BOSTON -- Through the first four games of the NBA Finals, the Lakers have contended they are above trying to bait Celtics center Kendrick Perkins into his seventh technical foul of this postseason, which would result in an automatic one-game suspension.
Now that Rasheed Wallace has joined Perkins on the brink of suspension after picking up his sixth technical foul in Game 4, and with Andrew Bynum's status becoming an eternal question mark, are the Lakers still not looking to push any buttons in Game 5 to weaken Boston's frontline when the series goes back to Los Angeles?
"That's not fair play," said Lakers coach Phil Jackson. "That's not the way to play. Yeah, you can be provocative and get out there and act kind of like they do if you want to and get in people's faces and do that. But that's not the way I like to coach a team. That's not what I consider positive coaching, and that's what I like to think is the right way to do things."
Celtics coach Doc Rivers doesn't necessarily agree with Jackson's assessment that the Lakers have not been instigators when it comes to Perkins and expects them to do the same with Wallace in Game 5 now that he's in the same predicament.

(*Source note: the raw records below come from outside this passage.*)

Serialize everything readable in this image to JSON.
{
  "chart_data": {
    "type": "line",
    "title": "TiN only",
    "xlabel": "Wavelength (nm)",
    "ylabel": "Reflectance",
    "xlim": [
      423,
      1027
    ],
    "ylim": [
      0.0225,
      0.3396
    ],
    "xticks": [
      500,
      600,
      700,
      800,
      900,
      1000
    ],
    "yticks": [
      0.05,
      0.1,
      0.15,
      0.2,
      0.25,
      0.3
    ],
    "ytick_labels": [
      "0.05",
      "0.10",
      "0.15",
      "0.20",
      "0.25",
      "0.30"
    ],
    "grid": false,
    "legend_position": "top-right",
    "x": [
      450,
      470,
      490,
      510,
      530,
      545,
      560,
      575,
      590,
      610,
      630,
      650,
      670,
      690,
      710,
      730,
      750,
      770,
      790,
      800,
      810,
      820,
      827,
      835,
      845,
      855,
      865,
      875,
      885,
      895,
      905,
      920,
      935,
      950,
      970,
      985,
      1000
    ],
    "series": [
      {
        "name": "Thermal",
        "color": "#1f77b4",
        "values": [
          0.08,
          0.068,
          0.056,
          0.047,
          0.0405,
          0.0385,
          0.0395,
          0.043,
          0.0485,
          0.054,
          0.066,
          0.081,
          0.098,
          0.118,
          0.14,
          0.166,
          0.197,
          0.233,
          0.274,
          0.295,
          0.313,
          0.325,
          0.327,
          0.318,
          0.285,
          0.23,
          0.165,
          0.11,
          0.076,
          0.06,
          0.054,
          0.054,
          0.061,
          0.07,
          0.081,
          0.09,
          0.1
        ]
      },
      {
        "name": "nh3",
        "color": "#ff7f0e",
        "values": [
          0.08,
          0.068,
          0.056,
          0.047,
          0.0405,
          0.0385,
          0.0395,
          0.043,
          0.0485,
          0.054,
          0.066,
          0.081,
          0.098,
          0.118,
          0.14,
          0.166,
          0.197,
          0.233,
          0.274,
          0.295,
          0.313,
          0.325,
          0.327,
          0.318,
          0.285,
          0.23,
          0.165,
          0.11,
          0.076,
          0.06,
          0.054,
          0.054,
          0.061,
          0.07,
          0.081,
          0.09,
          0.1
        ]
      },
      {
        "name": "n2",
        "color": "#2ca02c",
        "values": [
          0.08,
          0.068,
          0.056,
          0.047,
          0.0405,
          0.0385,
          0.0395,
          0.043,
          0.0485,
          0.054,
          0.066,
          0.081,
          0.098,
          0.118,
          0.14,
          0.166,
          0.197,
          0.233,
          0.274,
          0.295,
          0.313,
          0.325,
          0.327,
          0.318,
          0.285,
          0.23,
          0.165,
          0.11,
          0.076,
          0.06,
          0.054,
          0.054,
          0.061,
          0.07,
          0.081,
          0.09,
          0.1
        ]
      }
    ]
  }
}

"I thought in the last game, even though they say they didn't, I thought [Pau] Gasol -- I thought there was a lot of extra stuff going on," Rivers said. "And they're right, obviously, we put ourselves in this predicament with Perk, and I thought Perk did a great job of walking away. It's clearly the new Perk. I hadn't seen that side of him."
Perkins has understood the situation he's been in since picking up his sixth technical foul in Game 5 of the Eastern Conference finals (he had a seventh rescinded) and isn't looking to slip up now that the Celtics are two wins away from winning the championship.
"It's in my mind, I'm not trying to get ejected, I'm not trying to get suspended or nothing like that," Perkins said. "I'm going to play hard and I'm going to play smart. I got three games left. Doc tells me to hold my composure. Sometimes the tougher guy has to walk away. I have to make sure I'm there for my teammates and do my job. It's hard because I'm the enforcer on the team so sometimes I want to instigate a problem, but I can't do that."
Rivers has addressed the situation with Perkins and Wallace and doesn't expect either to get another technical foul in the series. But if one does, he hopes it will be in a possible Game 7.
"I'm hoping obviously there is no Game 7, but if it happens, let's let it happen in Game 7, then we're fine," Rivers said. "There's no other game they can get suspended. It's really only two games they have to get through if you think about it, it's not three. I don't want them to be less emotional. I want them to play their games but also have some discipline. That's about all we can do."